The Impossibility of Us by Katy Upperman
Genre: YA Contemporary, Realistic Fiction, Romance
Publication: July 31st 2018 by Swoon Reads
Series: None. Standalone.
Length: 320 pages
Format: ARC from the publisher
The last thing Elise wants is to start her senior year in a new town. But after her brother’s death in Afghanistan, she and her mother move from San Francisco to a sleepy coastal village.
When Elise meets Mati, they quickly discover how much they have in common. Mati is new to town too, visiting the U.S. with his family. Over the course of the summer, their relationship begins to blossom, and what starts out as a friendship becomes so much more.
But as Elise and Mati grow closer, her family becomes more and more uncomfortable with their relationship, and their concerns all center on one fact—Mati is Afghan.
Beautifully written, utterly compelling, and ultimately hopeful, THE IMPOSSIBILITY OF US asks—how brave can you be when your relationship is questioned by everyone you love?
Huge thanks to my friends from Fierce Reads / Macmillan International for sending me a review copy of this title in exchange for an honest review. This did not, in any way, affect my overall opinion of the book and/or the story.

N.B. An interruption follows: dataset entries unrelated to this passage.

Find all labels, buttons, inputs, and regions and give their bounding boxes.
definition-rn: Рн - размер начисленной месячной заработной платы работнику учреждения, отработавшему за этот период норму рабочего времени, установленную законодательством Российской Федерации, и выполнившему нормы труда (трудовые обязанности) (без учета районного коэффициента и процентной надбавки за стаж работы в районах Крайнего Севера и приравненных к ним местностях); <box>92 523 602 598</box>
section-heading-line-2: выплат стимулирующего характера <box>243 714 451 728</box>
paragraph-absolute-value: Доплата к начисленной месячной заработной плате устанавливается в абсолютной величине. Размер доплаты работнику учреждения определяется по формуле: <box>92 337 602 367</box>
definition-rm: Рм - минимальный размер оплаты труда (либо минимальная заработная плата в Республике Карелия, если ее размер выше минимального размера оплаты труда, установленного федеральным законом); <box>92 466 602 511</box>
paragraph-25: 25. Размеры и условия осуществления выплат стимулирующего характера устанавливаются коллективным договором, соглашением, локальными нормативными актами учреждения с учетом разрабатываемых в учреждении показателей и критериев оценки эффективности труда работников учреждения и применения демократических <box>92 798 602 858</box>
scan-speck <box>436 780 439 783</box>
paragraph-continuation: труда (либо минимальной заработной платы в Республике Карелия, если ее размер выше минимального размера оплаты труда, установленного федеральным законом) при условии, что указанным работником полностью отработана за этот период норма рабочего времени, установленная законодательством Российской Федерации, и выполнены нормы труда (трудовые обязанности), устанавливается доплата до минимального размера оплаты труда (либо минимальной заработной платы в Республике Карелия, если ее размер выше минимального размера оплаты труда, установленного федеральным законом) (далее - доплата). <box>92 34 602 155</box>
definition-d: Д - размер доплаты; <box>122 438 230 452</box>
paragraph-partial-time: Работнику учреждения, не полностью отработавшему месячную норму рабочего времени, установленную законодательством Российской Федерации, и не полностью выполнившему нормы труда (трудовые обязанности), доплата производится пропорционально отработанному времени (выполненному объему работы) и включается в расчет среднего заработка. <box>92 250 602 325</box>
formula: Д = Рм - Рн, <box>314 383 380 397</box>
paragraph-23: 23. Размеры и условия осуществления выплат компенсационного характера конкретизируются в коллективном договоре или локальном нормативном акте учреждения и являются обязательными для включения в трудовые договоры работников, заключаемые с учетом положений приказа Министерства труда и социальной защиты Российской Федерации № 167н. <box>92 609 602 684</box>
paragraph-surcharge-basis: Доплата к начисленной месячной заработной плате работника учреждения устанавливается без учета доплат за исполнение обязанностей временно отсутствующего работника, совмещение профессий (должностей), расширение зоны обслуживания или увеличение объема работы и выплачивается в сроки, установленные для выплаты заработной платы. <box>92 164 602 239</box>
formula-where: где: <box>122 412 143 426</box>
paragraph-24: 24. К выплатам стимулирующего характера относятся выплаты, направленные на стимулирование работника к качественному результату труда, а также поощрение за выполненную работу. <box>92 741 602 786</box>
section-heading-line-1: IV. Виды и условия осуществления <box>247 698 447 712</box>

One of the first few things that enticed me about Katy Upperman’s sophomore novel is it’s stunning cover. When I first saw it, I instantly grew fond of it, and, of course, I immediately checked it out on Goodreads. I knew who Katy was, since I have a few friends who have read her debut, Kissing Max Holden, and loved it, and so after finding out that it’s a contemporary with a slightly diverse cast of characters, I was very much intrigued to read, review, and feature The Impossibility of Us here on BFR. And today, I aim to do just that.
The Impossibility of Us tells the story of two characters, Elise and Mati, who are extremely easy to love and root for. Both of them were so kind and pure-hearted from the beginning up until the very last page of the story, and so I had a fairly easy time falling madly in love with them. It was hard for me to witness such a gut-wrenching love story between two people who were being torn apart by both of their families, and I have to say, it’s not like it’s a big deal since I’m a huge cry baby, but I shed so much tears for this book. I’m a sucker for a good tear-jerking read, and this book hits right the spot for me.
The way that this book talks about modern-day issues like violence and racism undoubtedly packed a punch. It’s never easy reading about people who get hurt (pretty badly, if I may add) because of other people’s unjust judgement and close-mindedness, and so this book most certainly tugged on my heartstrings. I can’t say I know how it feels to be beaten up because of the way I look or the way I talk, or generally because I’m part of a marginalized minority, and so I won’t comment on that. All I know is that it’s heartbreaking, especially because I know that this happens in real life too. And so somehow, I was impressed at how this book was able to make me feel a roller coaster of emotions all because of a universal, modern-day problem.
As for the technicalities, I loved the voice that the author was able to give both Elise and Mati (Elise’s chapters were told as narratives, and Mati’s were told as lyrical poems) and I easily grew fond of their very unique voices and so I breezed right through it’s pages. I love how fast-paced the story was, too, which, I think, is just a product of me being so undeniably impressed with each of the characters’ narration, most especially Elise’s. Just by reading her chapters, I felt just how slowly she fell in love with Mati. And I think there’s a lot to be said about a love that grows fonder with age and distance, and so, like I’ve said countless times now, I am so hopelessly in love with this story.
“The Impossibility of Us offers a heartfelt, and uniquely written slow-burn love story between two people who helplessly falls in love with one another after one serendipitous summer afternoon. But more than that, it carefully tackles relevant social problems like racism and violence, and the way that these issues came into play to help tell Elise and Mati’s story felt heartbreakingly realistic. With it’s endearing charm, easy-to-root-for characters, and distinctive story-telling, The Impossibility of Us will easily be a favorite for those in search for books that are equal parts hopeful and heartbreaking.”
Have YOU read The Impossibility of Us yet? If not, be sure to check out once it’s out on June 19th! And once you do, let me know what you think of it down below in the comments section!
Katy Upperman is a writer, wife, and a mama. She’s a Washington State University alum, an avid reader, a hiker and a yogi, a country music fan, and shopper of Target, Sephora, and any bookstore she happens upon. She loves baking, the ocean, pedicures, sunshine, Instagram, Dirty Dancing and The Princess Bride, Jelly Bellies, makeup, true crime documentaries, and Friday Night Lights.
Her books Kissing Max Holden, and The Impossibility of Us are published by Macmillan / Swoon Reads. Her third book, How the Light Gets In, is expected Summer, 2019 and she is repped by Victoria Marini of the Irene Goodman Agency.